The General Data Protection Regulation has some key differences from 1995’s Data Protection Directive, even if the principles are the same, Esther Franks – a senior associate at law firm Latham Watkins – told attendees at a Computing event last week.
The GDPR is a single overarching set of laws that will apply to all companies operating in the European Union – even those that are based in non-EU countries. Perhaps the biggest difference is that the same rules will apply everywhere, while under the DPD member states had some discretion about transposing the Directive into internal law. “Theoretically, that makes regulation easier because each country will have the same laws,” said Frank.
The principles of both the GDPR and DPD are the same, but a quick poll of the room, plus LW’s own research, showed that “not many” people are compliant with all of them. Some of the key changes include the necessity of data protection by design and default; transparency; and data breach notification.
Franks highlighted the tricky issue of data portability, another change that allows consumers to request their data from one company and transfer it to another. This will normally be a competitor, but nevertheless the move must be free.

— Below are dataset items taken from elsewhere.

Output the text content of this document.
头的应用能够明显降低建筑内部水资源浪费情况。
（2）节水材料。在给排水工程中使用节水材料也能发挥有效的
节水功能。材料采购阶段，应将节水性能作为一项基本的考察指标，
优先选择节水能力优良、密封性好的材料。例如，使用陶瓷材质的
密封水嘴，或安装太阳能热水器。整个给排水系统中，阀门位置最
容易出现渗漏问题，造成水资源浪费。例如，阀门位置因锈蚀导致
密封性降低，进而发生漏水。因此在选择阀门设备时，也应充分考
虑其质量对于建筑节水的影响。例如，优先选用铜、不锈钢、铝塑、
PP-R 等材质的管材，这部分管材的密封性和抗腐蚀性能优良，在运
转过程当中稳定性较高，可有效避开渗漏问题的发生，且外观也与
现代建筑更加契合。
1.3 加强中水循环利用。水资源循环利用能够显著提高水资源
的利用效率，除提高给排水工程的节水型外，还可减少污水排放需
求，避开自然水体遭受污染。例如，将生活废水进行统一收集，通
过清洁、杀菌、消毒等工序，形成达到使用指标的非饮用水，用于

Preparation is essential to avoid the worst fines
Every business, large or small, is justifiably concerned about the potential for fines that accompany the GDPR. These come in two ‘levels’: up to €10 million, or two per cent of global annual turnover; or up to €20 million, or four per cent of turnover. The second level is reserved for significant offences like data breaches. “This is just the tip of the iceberg,” said Franks. “There could be other financial damage in people claiming damages or reputational damage, too.”
James Donnelly, senior director at Alvarez Marsal, reassured the audience that the maximum level of fines will only apply to companies that have consistently been shown to be in breach of the regulations. Minor breaches will not be subject to the maximum level – a good thing, as another show of hands showed that no-one in attendance was fully compliant with the DPD, which has stood as law for almost two decades.

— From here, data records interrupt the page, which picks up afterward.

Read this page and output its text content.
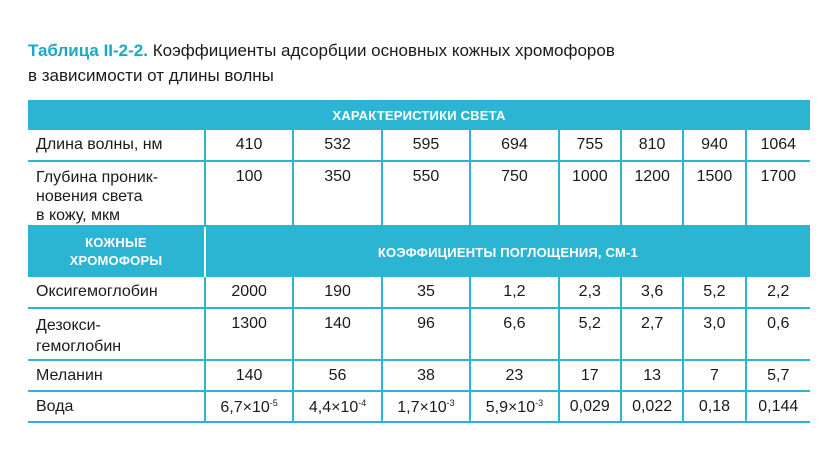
Таблица II-2-2. Коэффициенты адсорбции основных кожных хромофоров
в зависимости от длины волны
ХАРАКТЕРИСТИКИ СВЕТА								
Длина волны, нм	410	532	595	694	755	810	940	1064
Глубина проник-
новения света
в кожу, мкм	100	350	550	750	1000	1200	1500	1700
КОЖНЫЕ
ХРОМОФОРЫ	КОЭФФИЦИЕНТЫ ПОГЛОЩЕНИЯ, СМ-1							
Оксигемоглобин	2000	190	35	1,2	2,3	3,6	5,2	2,2
Дезокси-
гемоглобин	1300	140	96	6,6	5,2	2,7	3,0	0,6
Меланин	140	56	38	23	17	13	7	5,7
Вода	$6,7\times 10^{-5}$	$4,4\times 10^{-4}$	$1,7\times 10^{-3}$	$5,9\times 10^{-3}$	0,029	0,022	0,18	0,144
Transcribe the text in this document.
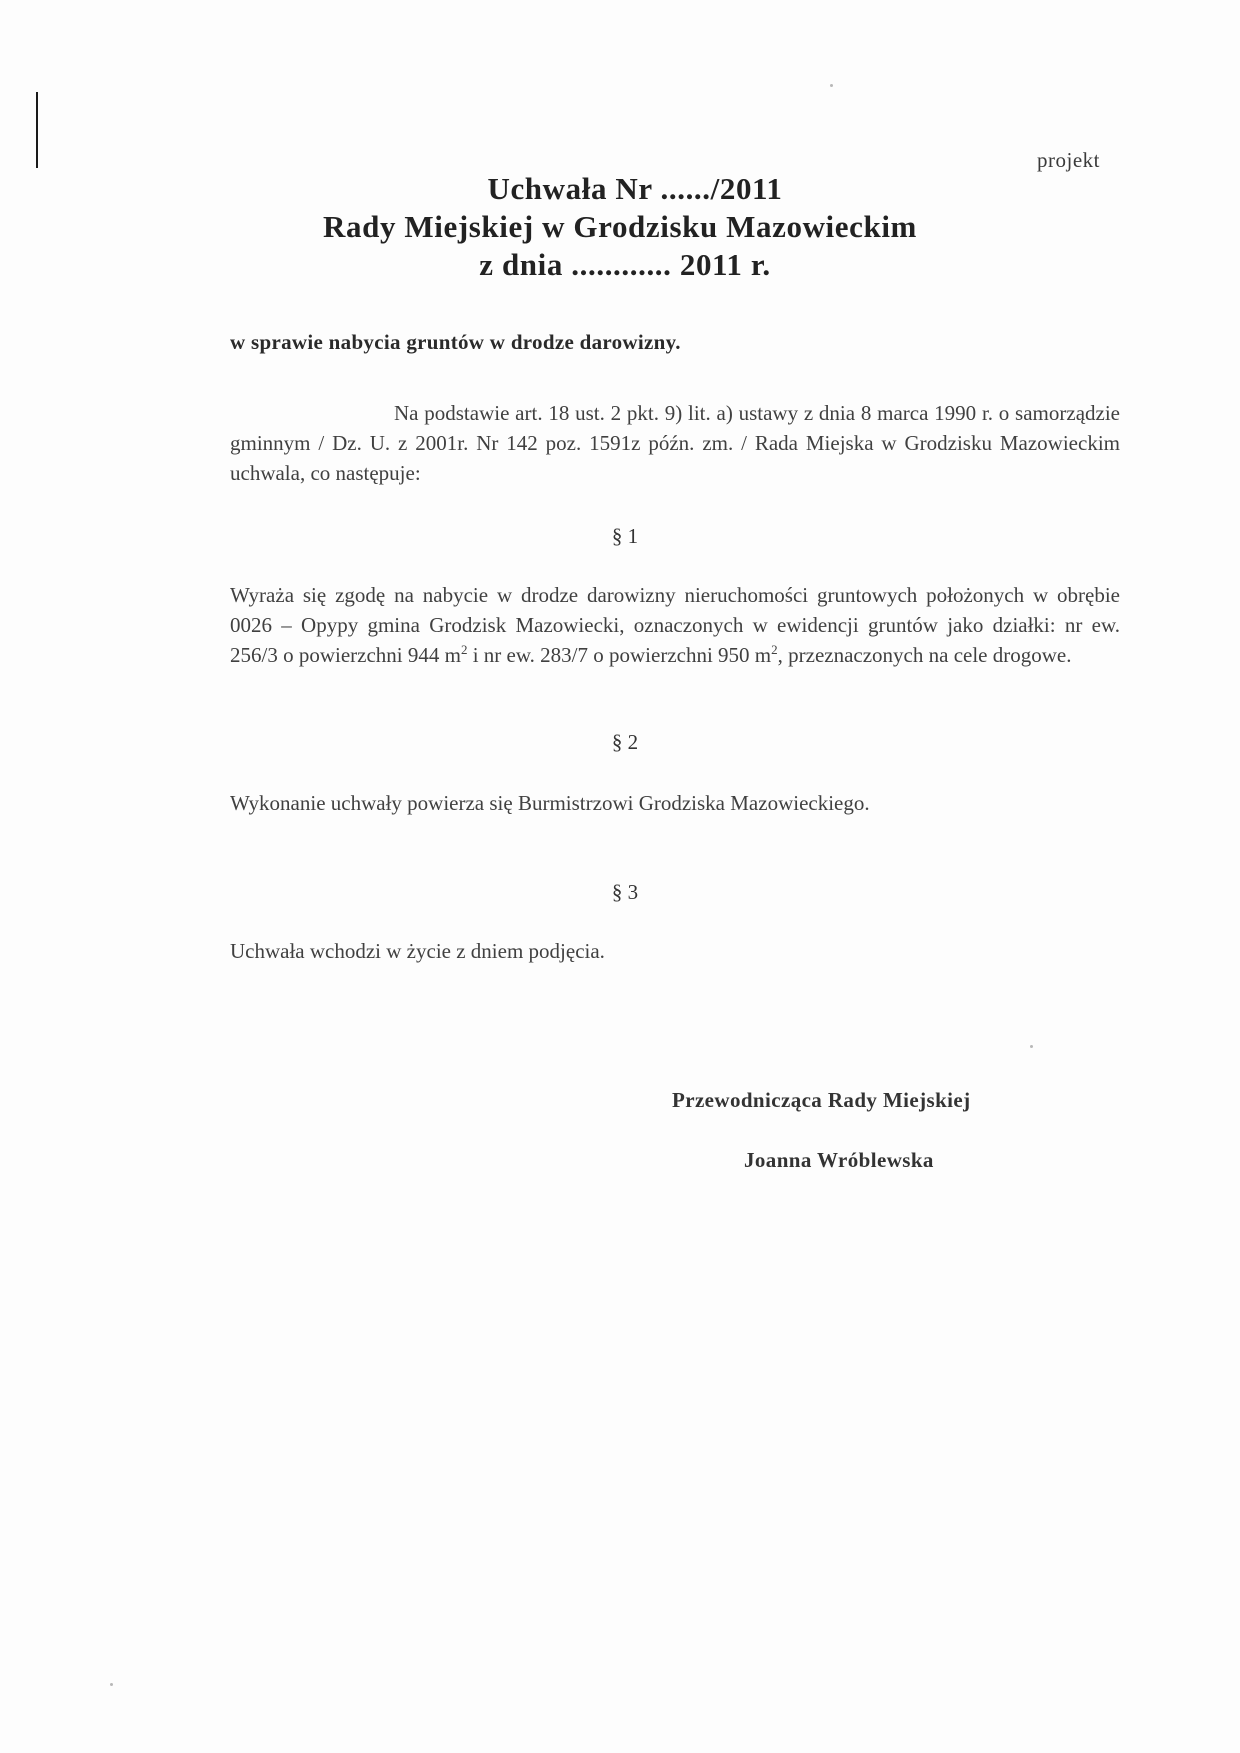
projekt
Uchwała Nr ....../2011
Rady Miejskiej w Grodzisku Mazowieckim
z dnia ............ 2011 r.
w sprawie nabycia gruntów w drodze darowizny.
Na podstawie art. 18 ust. 2 pkt. 9) lit. a) ustawy z dnia 8 marca 1990 r. o samorządzie gminnym / Dz. U. z 2001r. Nr 142 poz. 1591z późn. zm. / Rada Miejska w Grodzisku Mazowieckim uchwala, co następuje:
§ 1
Wyraża się zgodę na nabycie w drodze darowizny nieruchomości gruntowych położonych w obrębie 0026 – Opypy gmina Grodzisk Mazowiecki, oznaczonych w ewidencji gruntów jako działki: nr ew. 256/3 o powierzchni 944 $m^2$ i nr ew. 283/7 o powierzchni 950 $m^2$, przeznaczonych na cele drogowe.
§ 2
Wykonanie uchwały powierza się Burmistrzowi Grodziska Mazowieckiego.
§ 3
Uchwała wchodzi w życie z dniem podjęcia.
Przewodnicząca Rady Miejskiej
Joanna Wróblewska
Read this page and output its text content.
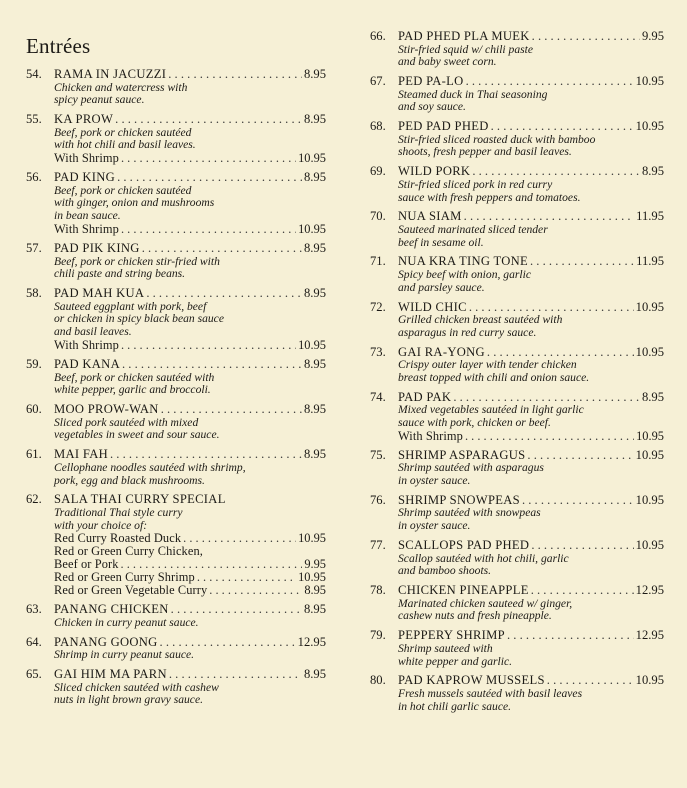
Entrées
54. RAMA IN JACUZZI . . .	8.95
Chicken and watercress with
spicy peanut sauce.
55. KA PROW . . .	8.95
Beef, pork or chicken sautéed
with hot chili and basil leaves.
With Shrimp . . .	10.95
56. PAD KING . . .	8.95
Beef, pork or chicken sautéed
with ginger, onion and mushrooms
in bean sauce.
With Shrimp . . .	10.95
57. PAD PIK KING . . .	8.95
Beef, pork or chicken stir-fried with
chili paste and string beans.
58. PAD MAH KUA . . .	8.95
Sauteed eggplant with pork, beef
or chicken in spicy black bean sauce
and basil leaves.
With Shrimp . . .	10.95
59. PAD KANA . . .	8.95
Beef, pork or chicken sautéed with
white pepper, garlic and broccoli.
60. MOO PROW-WAN . . .	8.95
Sliced pork sautéed with mixed
vegetables in sweet and sour sauce.
61. MAI FAH . . .	8.95
Cellophane noodles sautéed with shrimp,
pork, egg and black mushrooms.
62. SALA THAI CURRY SPECIAL
Traditional Thai style curry
with your choice of:
Red Curry Roasted Duck . . .	10.95
Red or Green Curry Chicken,
Beef or Pork . . .	9.95
Red or Green Curry Shrimp . . .	10.95
Red or Green Vegetable Curry . . .	8.95
63. PANANG CHICKEN . . .	8.95
Chicken in curry peanut sauce.
64. PANANG GOONG . . .	12.95
Shrimp in curry peanut sauce.
65. GAI HIM MA PARN . . .	8.95
Sliced chicken sautéed with cashew
nuts in light brown gravy sauce.
66. PAD PHED PLA MUEK . . .	9.95
Stir-fried squid w/ chili paste
and baby sweet corn.
67. PED PA-LO . . .	10.95
Steamed duck in Thai seasoning
and soy sauce.
68. PED PAD PHED . . .	10.95
Stir-fried sliced roasted duck with bamboo
shoots, fresh pepper and basil leaves.
69. WILD PORK . . .	8.95
Stir-fried sliced pork in red curry
sauce with fresh peppers and tomatoes.
70. NUA SIAM . . .	11.95
Sauteed marinated sliced tender
beef in sesame oil.
71. NUA KRA TING TONE . . .	11.95
Spicy beef with onion, garlic
and parsley sauce.
72. WILD CHIC . . .	10.95
Grilled chicken breast sautéed with
asparagus in red curry sauce.
73. GAI RA-YONG . . .	10.95
Crispy outer layer with tender chicken
breast topped with chili and onion sauce.
74. PAD PAK . . .	8.95
Mixed vegetables sautéed in light garlic
sauce with pork, chicken or beef.
With Shrimp . . .	10.95
75. SHRIMP ASPARAGUS . . .	10.95
Shrimp sautéed with asparagus
in oyster sauce.
76. SHRIMP SNOWPEAS . . .	10.95
Shrimp sautéed with snowpeas
in oyster sauce.
77. SCALLOPS PAD PHED . . .	10.95
Scallop sautéed with hot chili, garlic
and bamboo shoots.
78. CHICKEN PINEAPPLE . . .	12.95
Marinated chicken sauteed w/ ginger,
cashew nuts and fresh pineapple.
79. PEPPERY SHRIMP . . .	12.95
Shrimp sauteed with
white pepper and garlic.
80. PAD KAPROW MUSSELS . . .	10.95
Fresh mussels sautéed with basil leaves
in hot chili garlic sauce.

It’s not going to be IT team responsible for your company’s data
Donnelly reiterated the importance of recruiting a data protection officer, rather than relying on the IT department: “At the end of the day, data is created by line of business like sales, marketing, HR and finance; it’s totally different from IT,” he said. “That data doubles in sizes every 12 to 18 months, and companies have been keeping it because storage is so cheap. That’s not good enough any more; companies must have processes in place to discover, identify and classify identifiable data; cleanse valueless or right to be forgotten data; and remediate valuable data to a secure archive, when required by regulation.

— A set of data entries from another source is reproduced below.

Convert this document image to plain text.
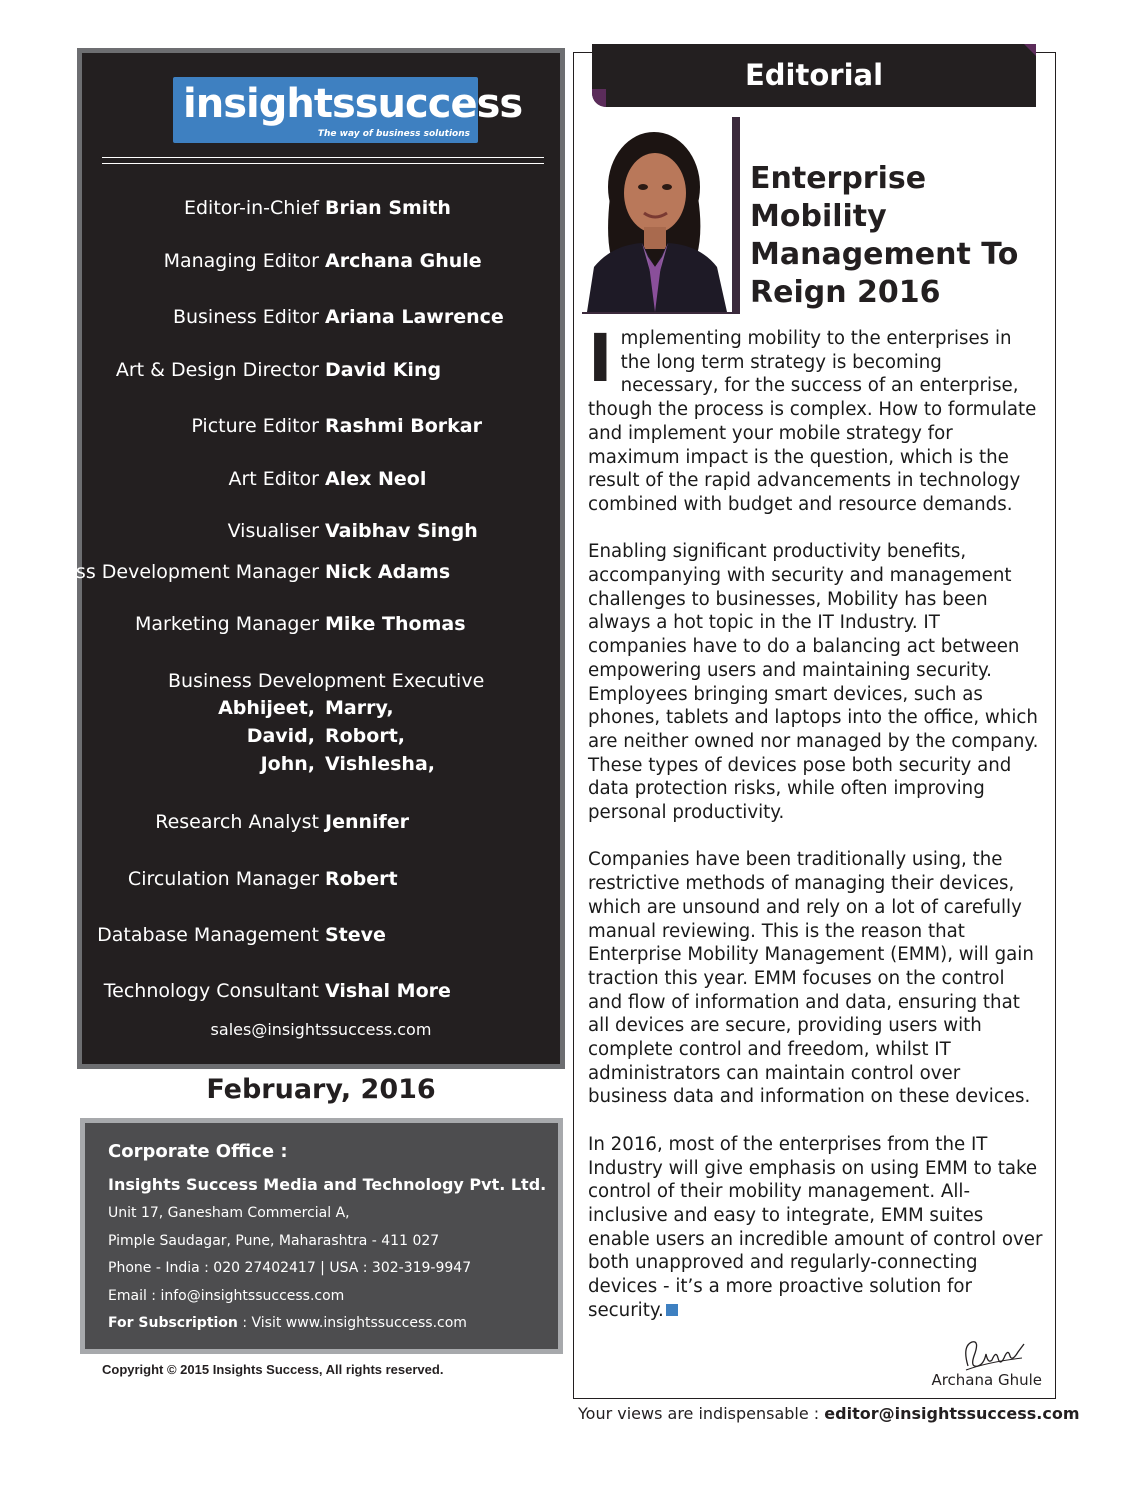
insightssuccess
The way of business solutions
Editor-in-Chief Brian Smith
Managing Editor Archana Ghule
Business Editor Ariana Lawrence
Art & Design Director David King
Picture Editor Rashmi Borkar
Art Editor Alex Neol
Visualiser Vaibhav Singh
Business Development Manager Nick Adams
Marketing Manager Mike Thomas
Business Development Executive
Abhijeet, Marry,
David, Robort,
John, Vishlesha,
Research Analyst Jennifer
Circulation Manager Robert
Database Management Steve
Technology Consultant Vishal More
sales@insightssuccess.com
February, 2016
Corporate Office :
Insights Success Media and Technology Pvt. Ltd.
Unit 17, Ganesham Commercial A,
Pimple Saudagar, Pune, Maharashtra - 411 027
Phone - India : 020 27402417 | USA : 302-319-9947
Email : info@insightssuccess.com
For Subscription : Visit www.insightssuccess.com
Copyright © 2015 Insights Success, All rights reserved.
Editorial
Enterprise Mobility
Management To
Reign 2016

Implementing mobility to the enterprises in the long term strategy is becoming necessary, for the success of an enterprise, though the process is complex. How to formulate and implement your mobile strategy for maximum impact is the question, which is the result of the rapid advancements in technology combined with budget and resource demands.

Enabling significant productivity benefits, accompanying with security and management challenges to businesses, Mobility has been always a hot topic in the IT Industry. IT companies have to do a balancing act between empowering users and maintaining security. Employees bringing smart devices, such as phones, tablets and laptops into the office, which are neither owned nor managed by the company. These types of devices pose both security and data protection risks, while often improving personal productivity.

Companies have been traditionally using, the restrictive methods of managing their devices, which are unsound and rely on a lot of carefully manual reviewing. This is the reason that Enterprise Mobility Management (EMM), will gain traction this year. EMM focuses on the control and flow of information and data, ensuring that all devices are secure, providing users with complete control and freedom, whilst IT administrators can maintain control over business data and information on these devices.

In 2016, most of the enterprises from the IT Industry will give emphasis on using EMM to take control of their mobility management. All-inclusive and easy to integrate, EMM suites enable users an incredible amount of control over both unapproved and regularly-connecting devices - it’s a more proactive solution for security.

Archana Ghule
Your views are indispensable : editor@insightssuccess.com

“You could start doing this in a very manual way, but in the long term you’re either going to have to employ a lot of people or look at automated tools.”
The head of the ICO, Elizabeth Denham, has said that she doesn’t expect everyone to be compliant by the GDPR deadline, but does expect them to have a risk assessment plan; “And if you don’t, God help you,” said Donnelly (we are tracking down the source of the quote by Denham). The ICO wants to know what is unique to your business and to ensure that you are complying with the spirit of the regulation, not just the letter.
Everyone in the audience agreed that the GDPR was a good move (even if they are still far from compliance), and Donnelly called the regulation “a shield and sword”: compliance can be used as a selling point; but the GDPR can also be used to bring litigation against organisations that are poor stewards of data. Make sure that you’re in the first group.